Pyrford Asset allocation changes
Source: Pyrford, correct as 31/12/2016
Following a period of weakness, the team felt stock markets offered greater value in early 2016 and increased exposure to shares to 35% of the fund. Global stock markets subsequently rebounded and the team took the opportunity to take profits from this portion of the portfolio in mid-2016, reducing exposure to 30%, which is in keeping with their process.
The team’s cautious approach leads them to invest in high-quality companies with stable sales and earnings growth, which they believe can thrive regardless of wider economic events. They recently purchased shares in Canadian National Railway. According to the team, the company has been consistently profitable; benefits from high barriers to entry from competition; and demonstrates pricing power, which means it can raise prices without affecting customer demand. The fund also has the flexibility to invest in higher risk emerging markets if the fund manager sees fit.
The team at Pyrford are cautious. In their view, the global economy is still recovering from the 2008 financial crisis and will remain in recovery mode for many years. The world continues to contend with excessive levels of debt; low economic growth; low interest rates; ageing populations; and disappointing levels of productivity growth. The portfolio is therefore defensively positioned. They believe valuations look expensive in many areas of the global stock market, but will look to invest further as value emerges.
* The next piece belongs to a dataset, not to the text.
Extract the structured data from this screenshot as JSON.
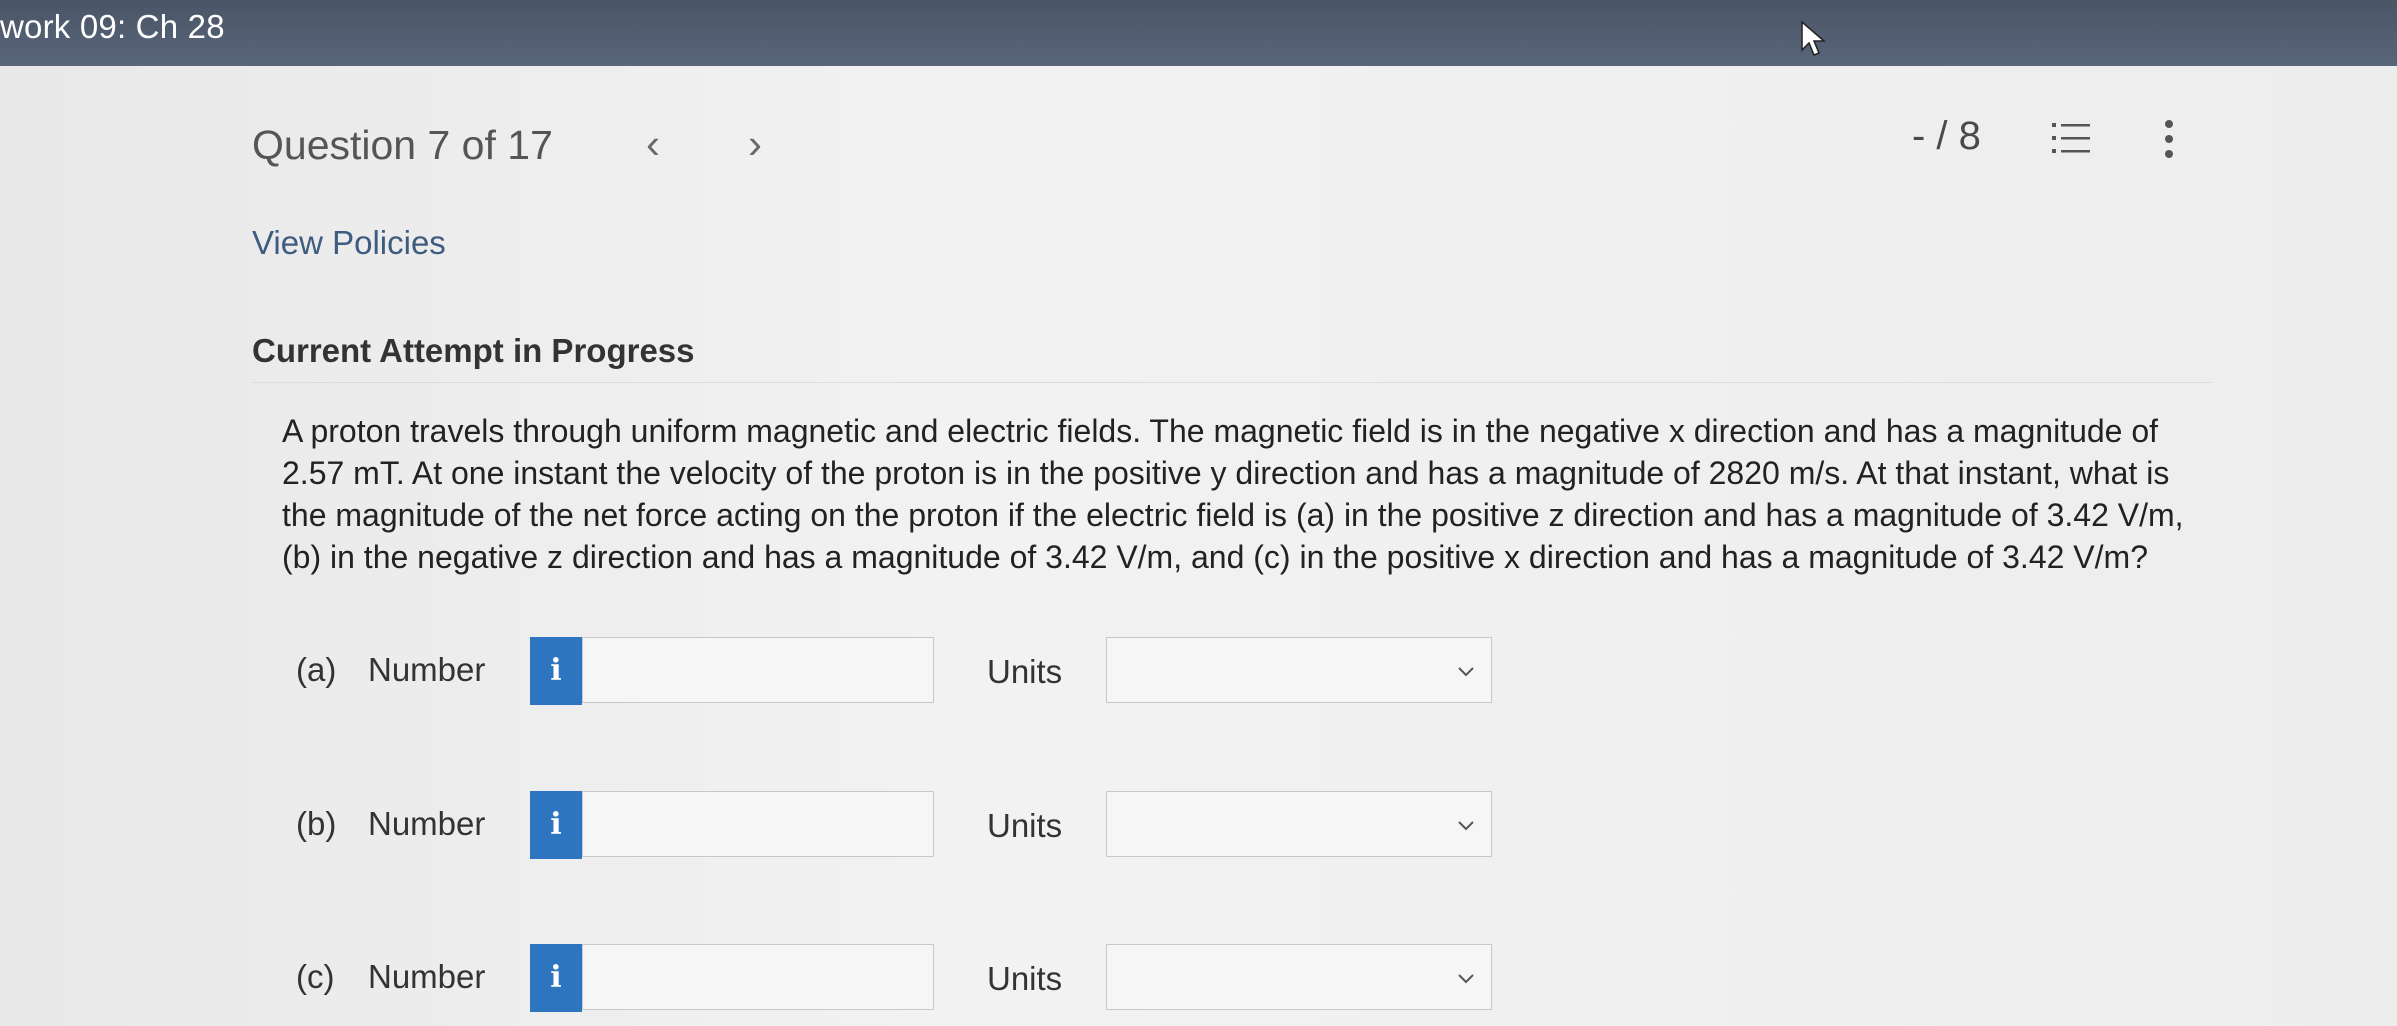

Please note that as this is an offshore fund investors are not normally entitled to compensation through the FSCS.
Notice to income unit holders
The Pyrford Global Total Return Fund will make its next income payment on 14 February 2017. Investors who hold the income unit class on the ex-dividend date, 31 January 2017, will qualify to receive the income payment.
Typically, any income generated by a fund’s underlying investments gets paid out to income unit holders on the distribution date, less any charges taken from income. The Pyrford fund is different. An amount equivalent to the fund’s total return over the previous calendar (or the equivalent holding period if held for less than one year) is paid to investors. This includes any income and capital gains, less charges.
In a year when the fund performs well this can result in a high income payment to investors. In 2016, for example, the fund’s total return was approximately 9%. This will be the income payment in respect of that year. This means on the fund’s ex-dividend date, investors will see a drop in the fund’s unit price approximately equivalent to the income due to be paid. The income will then be paid to investors on 14 February 2017.
We would prefer Pyrford take a ‘natural yield’ approach and only pay out the income generated by the underlying investments. This means any capital gains would remain in the fund and be reflected in the unit price. This way investors benefit from any rise in the unit price once they sell their investment, while any income generated will continue to be paid out on the quoted distribution dates.
We have been in contact with Pyrford with a view to change their method for paying income. We hope to see the change implemented prior to the next payment date, although we will keep investors informed of any developments. As always please note the yield is not an indicator of future income.